The acidity of a chemical species can be described by its proton affinity and its pKa value. The state of protonation of surfaces is important, e.g., in catalysis, materials science, or biochemistry. However, the acidity of individual sites on a surface is difficult to assess in contrast to molecules—only an average value could be measured so far. The acidity of individual sites can be predicted using computational methods, but until now, there had been no experimental approach to verifying these predictions.

Ulrike Diebold, TU Wien (Vienna University of Technology), Austria, and colleagues have experimentally assessed the acidity of individual hydroxyl groups on the In₂O₃(111) surface, an oxide with four different types of surface oxygen atom that might be protonated. The team probed the strength of hydrogen bonds formed by these hydroxyl groups using the OH-functionalized tip of a non-contact atomic force microscope (AFM). The OH group on the AFM tip forms a hydrogen bond with one OH group on the surface. The proton affinity of the surface OH group can then be calculated from the strength of this hydrogen bond, which the team determined by varying the distance between the tip and the surface and measuring how this changes the force between them.

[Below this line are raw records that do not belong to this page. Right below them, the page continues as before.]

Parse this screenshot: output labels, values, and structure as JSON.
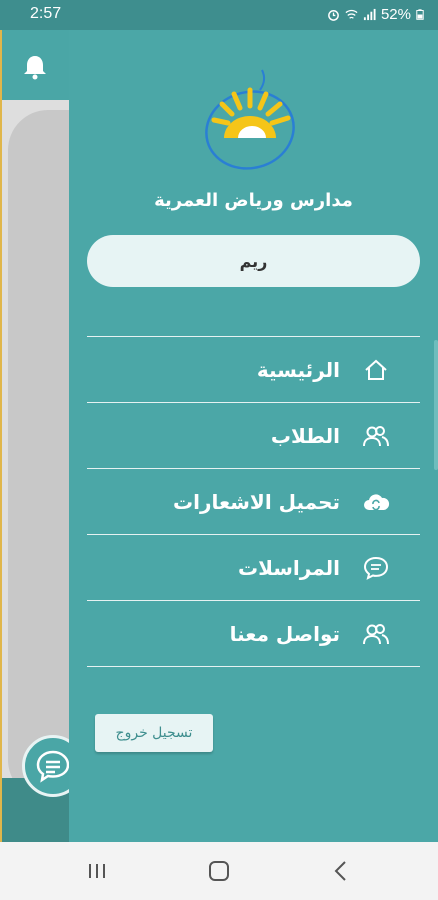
{
  "status_bar": {
    "time": "2:57",
    "battery": "52%",
    "icons": [
      "alarm-icon",
      "wifi-icon",
      "signal-icon",
      "battery-icon"
    ]
  },
  "drawer": {
    "school_name": "مدارس ورياض العمرية",
    "user_name": "ريم",
    "menu": [
      {
        "label": "الرئيسية",
        "icon": "home-icon"
      },
      {
        "label": "الطلاب",
        "icon": "users-icon"
      },
      {
        "label": "تحميل الاشعارات",
        "icon": "cloud-sync-icon"
      },
      {
        "label": "المراسلات",
        "icon": "chat-icon"
      },
      {
        "label": "تواصل معنا",
        "icon": "contact-users-icon"
      }
    ],
    "logout_label": "تسجيل خروج"
  },
  "colors": {
    "drawer_bg": "#4ba7a7",
    "status_bar": "#3e8e8e",
    "pill_bg": "#e7f4f4",
    "logo_sun": "#f5c518",
    "logo_ring": "#2a7fd4"
  },
  "nav_bar": {
    "buttons": [
      "recent-apps-icon",
      "home-button-icon",
      "back-icon"
    ]
  }
}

By comparing the results of the AFM measurements to the known proton affinities of probe molecules, the team was able to determine the proton affinities of the different surface sites of In₂O₃. They found that the results agreed quantitatively with the results of density functional theory (DFT) calculations. The method could also be extended to hydroxylated titanium dioxide and zirconium oxide.

• Direct assessment of the acidity of individual surface hydroxyls,
  Margareta Wagner, Bernd Meyer, Martin Setvin, Michael Schmid, Ulrike Diebold,
  Nature 2021.
  https://doi.org/10.1038/s41586-021-03432-3